Crash or not, life goes on.  I'm glad my family is there to make me laugh through it.


  1. Congratulations Patrick!!! I didn't realise you had just had a new baby, she sounds adorable! I'm sorry about the crash though, they can be discouraging but hang on in there, you will get through it!

  2. I assure that with time it gets much much easier to figure out the cause of crashes. Major crashes usually include other new weird symptoms that after you get checked out by the doctor and find that it's not some new disorder, are just something to accept as a new crash-induced symptom and will probably go away once you have re-gained some strength. The best thing is not too get too stressed about the symptoms once I doctor has checked them out.

    1. I look forward to the day when these crashes start to make sense :)

      Thanks for letting my know your experiences.

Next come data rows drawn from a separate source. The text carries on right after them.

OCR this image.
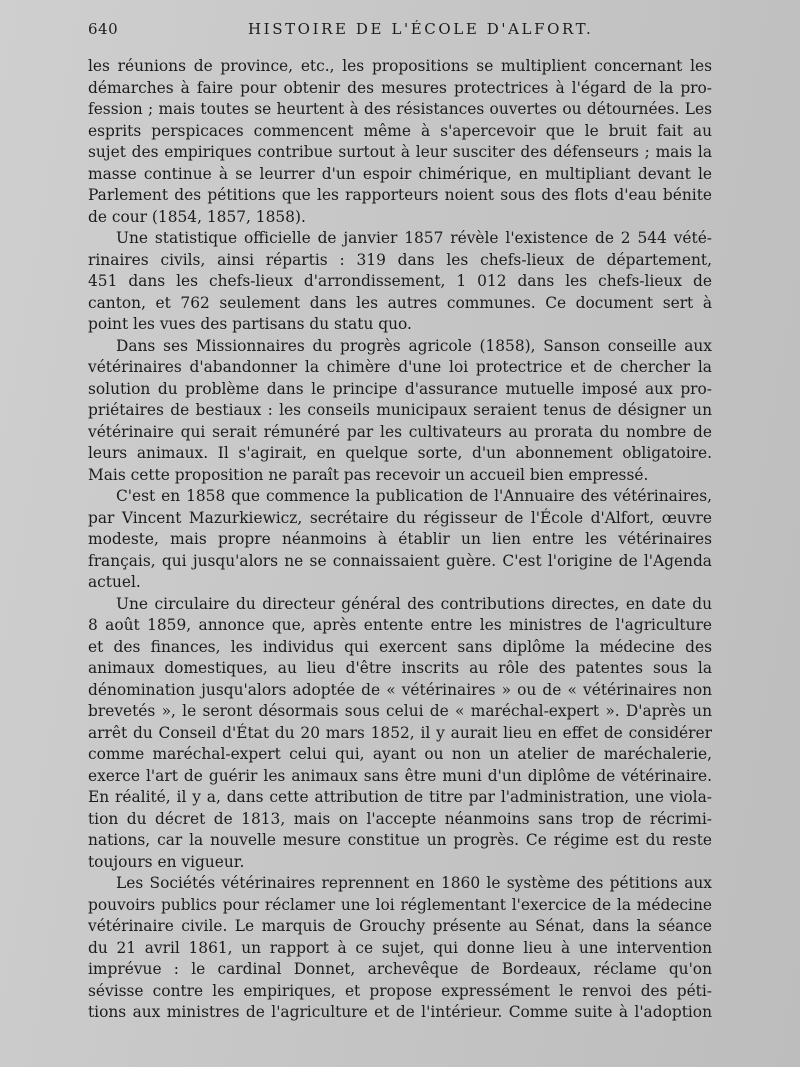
640	HISTOIRE DE L'ÉCOLE D'ALFORT.
les réunions de province, etc., les propositions se multiplient concernant les
démarches à faire pour obtenir des mesures protectrices à l'égard de la pro-
fession ; mais toutes se heurtent à des résistances ouvertes ou détournées. Les
esprits perspicaces commencent même à s'apercevoir que le bruit fait au
sujet des empiriques contribue surtout à leur susciter des défenseurs ; mais la
masse continue à se leurrer d'un espoir chimérique, en multipliant devant le
Parlement des pétitions que les rapporteurs noient sous des flots d'eau bénite
de cour (1854, 1857, 1858).
Une statistique officielle de janvier 1857 révèle l'existence de 2 544 vété-
rinaires civils, ainsi répartis : 319 dans les chefs-lieux de département,
451 dans les chefs-lieux d'arrondissement, 1 012 dans les chefs-lieux de
canton, et 762 seulement dans les autres communes. Ce document sert à
point les vues des partisans du statu quo.
Dans ses Missionnaires du progrès agricole (1858), Sanson conseille aux
vétérinaires d'abandonner la chimère d'une loi protectrice et de chercher la
solution du problème dans le principe d'assurance mutuelle imposé aux pro-
priétaires de bestiaux : les conseils municipaux seraient tenus de désigner un
vétérinaire qui serait rémunéré par les cultivateurs au prorata du nombre de
leurs animaux. Il s'agirait, en quelque sorte, d'un abonnement obligatoire.
Mais cette proposition ne paraît pas recevoir un accueil bien empressé.
C'est en 1858 que commence la publication de l'Annuaire des vétérinaires,
par Vincent Mazurkiewicz, secrétaire du régisseur de l'École d'Alfort, œuvre
modeste, mais propre néanmoins à établir un lien entre les vétérinaires
français, qui jusqu'alors ne se connaissaient guère. C'est l'origine de l'Agenda
actuel.
Une circulaire du directeur général des contributions directes, en date du
8 août 1859, annonce que, après entente entre les ministres de l'agriculture
et des finances, les individus qui exercent sans diplôme la médecine des
animaux domestiques, au lieu d'être inscrits au rôle des patentes sous la
dénomination jusqu'alors adoptée de « vétérinaires » ou de « vétérinaires non
brevetés », le seront désormais sous celui de « maréchal-expert ». D'après un
arrêt du Conseil d'État du 20 mars 1852, il y aurait lieu en effet de considérer
comme maréchal-expert celui qui, ayant ou non un atelier de maréchalerie,
exerce l'art de guérir les animaux sans être muni d'un diplôme de vétérinaire.
En réalité, il y a, dans cette attribution de titre par l'administration, une viola-
tion du décret de 1813, mais on l'accepte néanmoins sans trop de récrimi-
nations, car la nouvelle mesure constitue un progrès. Ce régime est du reste
toujours en vigueur.
Les Sociétés vétérinaires reprennent en 1860 le système des pétitions aux
pouvoirs publics pour réclamer une loi réglementant l'exercice de la médecine
vétérinaire civile. Le marquis de Grouchy présente au Sénat, dans la séance
du 21 avril 1861, un rapport à ce sujet, qui donne lieu à une intervention
imprévue : le cardinal Donnet, archevêque de Bordeaux, réclame qu'on
sévisse contre les empiriques, et propose expressément le renvoi des péti-
tions aux ministres de l'agriculture et de l'intérieur. Comme suite à l'adoption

  3. Hey Patrick, so sorry to hear about the crash you are experiencing right now. I am 2.6 years into this whole deal for me, and my crashes are starting to come into focus in regard to cause. For me it is lack of quality sleep, over exertion, or allergies that compound the underlying condition that ME is. Trying to minimize the random onsets of crashes can make life a bit easier. Anything unknown to most humans causes a lot of stress and anxiety. For me the combination of NT factor, small testosterone injections weekly (which get me in the middle of the normal range), D ribose, and Vyvanse (small dose, 30 mg) have kept me at an even keel so to speak. I too have certain periods at my job where you need to answer the bell, and put in more time. I tread lightly now versus trying to be a tough guy and just gut it out. Keep us posted on the crash Patrick, and this too shall pass!